IBM heeft een plannetje gelanceerd voor een asic die met resistief geheugen het trainen van diepe neurale netwerken aanzienlijk kan vergemakkelijken. Deze stap is zeer rekenintensief – in tegenstelling tot het toepassen van een eenmaal ingesteld netwerk. Voor het trainen van grote en diepe netwerken moet nu veelal ruimte in een datacentrum geboekt worden. IBM denkt het proces met zijn ontwerp echter met ordegroottes te kunnen versnellen.
Diepe neurale netwerken bestaan uit grote aantallen knooppunten georganiseerd in lagen, waarbij elk knooppunt in de ene laag verbonden is met alle knooppunten in de volgende laag. Tijdens de trainingsfase wordt aan de hand van voorbeelddata bepaald hoe belangrijk elke verbinding is. Aan de basis hiervan ligt het backpropagation-algoritme, dat uit drie stappen bestaat.
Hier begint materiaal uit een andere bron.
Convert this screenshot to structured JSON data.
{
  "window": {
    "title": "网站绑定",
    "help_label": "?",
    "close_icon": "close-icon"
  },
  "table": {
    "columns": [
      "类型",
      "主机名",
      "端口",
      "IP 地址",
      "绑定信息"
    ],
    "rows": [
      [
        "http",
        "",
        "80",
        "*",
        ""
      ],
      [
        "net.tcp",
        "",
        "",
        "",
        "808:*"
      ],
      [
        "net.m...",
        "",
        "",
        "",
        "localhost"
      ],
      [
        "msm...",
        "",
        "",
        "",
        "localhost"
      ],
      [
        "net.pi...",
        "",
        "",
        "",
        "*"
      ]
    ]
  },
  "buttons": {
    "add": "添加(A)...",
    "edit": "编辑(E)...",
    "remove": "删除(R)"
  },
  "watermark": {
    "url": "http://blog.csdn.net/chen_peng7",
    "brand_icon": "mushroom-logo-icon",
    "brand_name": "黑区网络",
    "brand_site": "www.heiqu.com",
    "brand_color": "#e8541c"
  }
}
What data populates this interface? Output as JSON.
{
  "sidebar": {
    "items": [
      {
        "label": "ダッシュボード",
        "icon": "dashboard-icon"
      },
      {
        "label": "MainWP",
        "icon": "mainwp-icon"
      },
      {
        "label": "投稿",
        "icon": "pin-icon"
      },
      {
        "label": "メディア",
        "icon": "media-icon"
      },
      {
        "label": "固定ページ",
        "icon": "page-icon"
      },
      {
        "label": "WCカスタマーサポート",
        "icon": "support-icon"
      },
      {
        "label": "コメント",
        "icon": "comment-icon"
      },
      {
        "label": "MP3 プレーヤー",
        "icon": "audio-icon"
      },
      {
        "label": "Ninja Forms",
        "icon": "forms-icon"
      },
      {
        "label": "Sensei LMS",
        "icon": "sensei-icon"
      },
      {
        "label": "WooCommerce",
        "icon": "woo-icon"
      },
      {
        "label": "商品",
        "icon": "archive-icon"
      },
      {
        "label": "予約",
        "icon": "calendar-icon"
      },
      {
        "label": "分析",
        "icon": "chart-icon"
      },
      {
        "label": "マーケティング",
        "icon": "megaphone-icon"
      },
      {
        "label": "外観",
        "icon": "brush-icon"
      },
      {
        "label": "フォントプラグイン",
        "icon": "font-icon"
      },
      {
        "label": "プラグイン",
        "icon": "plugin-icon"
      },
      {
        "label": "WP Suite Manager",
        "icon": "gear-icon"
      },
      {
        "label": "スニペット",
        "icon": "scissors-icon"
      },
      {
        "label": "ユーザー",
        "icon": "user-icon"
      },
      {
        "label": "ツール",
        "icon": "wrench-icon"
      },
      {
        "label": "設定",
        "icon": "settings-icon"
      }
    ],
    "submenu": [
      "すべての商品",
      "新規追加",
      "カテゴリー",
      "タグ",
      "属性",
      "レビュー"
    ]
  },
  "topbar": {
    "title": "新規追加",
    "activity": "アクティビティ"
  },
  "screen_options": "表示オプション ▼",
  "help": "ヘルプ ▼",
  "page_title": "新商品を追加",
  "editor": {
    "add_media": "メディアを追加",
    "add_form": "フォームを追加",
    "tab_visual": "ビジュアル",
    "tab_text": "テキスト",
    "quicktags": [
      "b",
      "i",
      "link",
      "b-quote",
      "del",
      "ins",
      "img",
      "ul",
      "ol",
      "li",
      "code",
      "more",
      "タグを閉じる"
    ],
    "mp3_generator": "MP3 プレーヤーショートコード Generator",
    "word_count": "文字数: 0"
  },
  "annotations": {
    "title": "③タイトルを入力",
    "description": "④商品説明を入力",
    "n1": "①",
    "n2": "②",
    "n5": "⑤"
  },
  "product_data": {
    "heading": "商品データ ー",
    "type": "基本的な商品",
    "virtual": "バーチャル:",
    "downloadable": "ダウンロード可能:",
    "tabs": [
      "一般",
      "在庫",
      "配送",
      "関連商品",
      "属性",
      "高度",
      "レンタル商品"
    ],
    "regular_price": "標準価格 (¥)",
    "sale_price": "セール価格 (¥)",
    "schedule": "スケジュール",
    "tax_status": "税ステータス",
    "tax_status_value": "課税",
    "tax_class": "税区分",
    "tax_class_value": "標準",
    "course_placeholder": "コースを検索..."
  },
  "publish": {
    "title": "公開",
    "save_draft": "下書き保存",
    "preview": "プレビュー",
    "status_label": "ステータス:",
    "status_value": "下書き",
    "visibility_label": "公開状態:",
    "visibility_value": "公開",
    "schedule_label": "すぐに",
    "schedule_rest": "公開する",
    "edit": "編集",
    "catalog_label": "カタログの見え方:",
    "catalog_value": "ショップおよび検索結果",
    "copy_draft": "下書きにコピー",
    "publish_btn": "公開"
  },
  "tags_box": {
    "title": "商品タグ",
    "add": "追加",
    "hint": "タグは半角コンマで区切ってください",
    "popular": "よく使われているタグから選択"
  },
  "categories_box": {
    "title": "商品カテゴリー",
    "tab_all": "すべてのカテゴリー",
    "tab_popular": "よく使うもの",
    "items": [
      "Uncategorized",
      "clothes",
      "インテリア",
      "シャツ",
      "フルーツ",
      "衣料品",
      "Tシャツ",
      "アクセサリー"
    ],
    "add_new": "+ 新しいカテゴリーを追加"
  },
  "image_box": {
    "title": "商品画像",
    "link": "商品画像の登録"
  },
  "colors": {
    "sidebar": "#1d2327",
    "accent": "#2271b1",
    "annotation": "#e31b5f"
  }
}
Eerst wordt het netwerk ‘gewoon’ toegepast op een van de voorbeeld-inputs en bekeken wat de waarde van elk knooppunt wordt. Vervolgens wordt het netwerk achterstevoren doorlopen met de gewenste output om te bepalen wat de waarden voor alle knooppunten zouden moeten zijn. Aan de hand van het verschil tussen waargenomen en gewenste waarden, worden alle verbindingen bijgesteld. Dit proces wordt net zolang herhaald met nieuwe voorbeelden totdat het netwerk fatsoenlijk presteert.
IBM’s voorstel bouwt voort op eerdere ideeën om een geheugenmateriaal met instelbare weerstand te gebruiken voor dit proces, bijvoorbeeld het materiaal in pcm- of rram-geheugens. Dit wordt aangebracht op de kruispunten van een crossbar. De weerstand op elk kruispunt vertegenwoordigt vervolgens de waarde van de verbindingen, en voltages vertegenwoordigen de inputs en outputs. Met deze opstelling kunnen alle onderlinge verbindingen in een keer worden doorgerekend, dus de eerste twee stappen zijn in een vaste tijd uit te voeren.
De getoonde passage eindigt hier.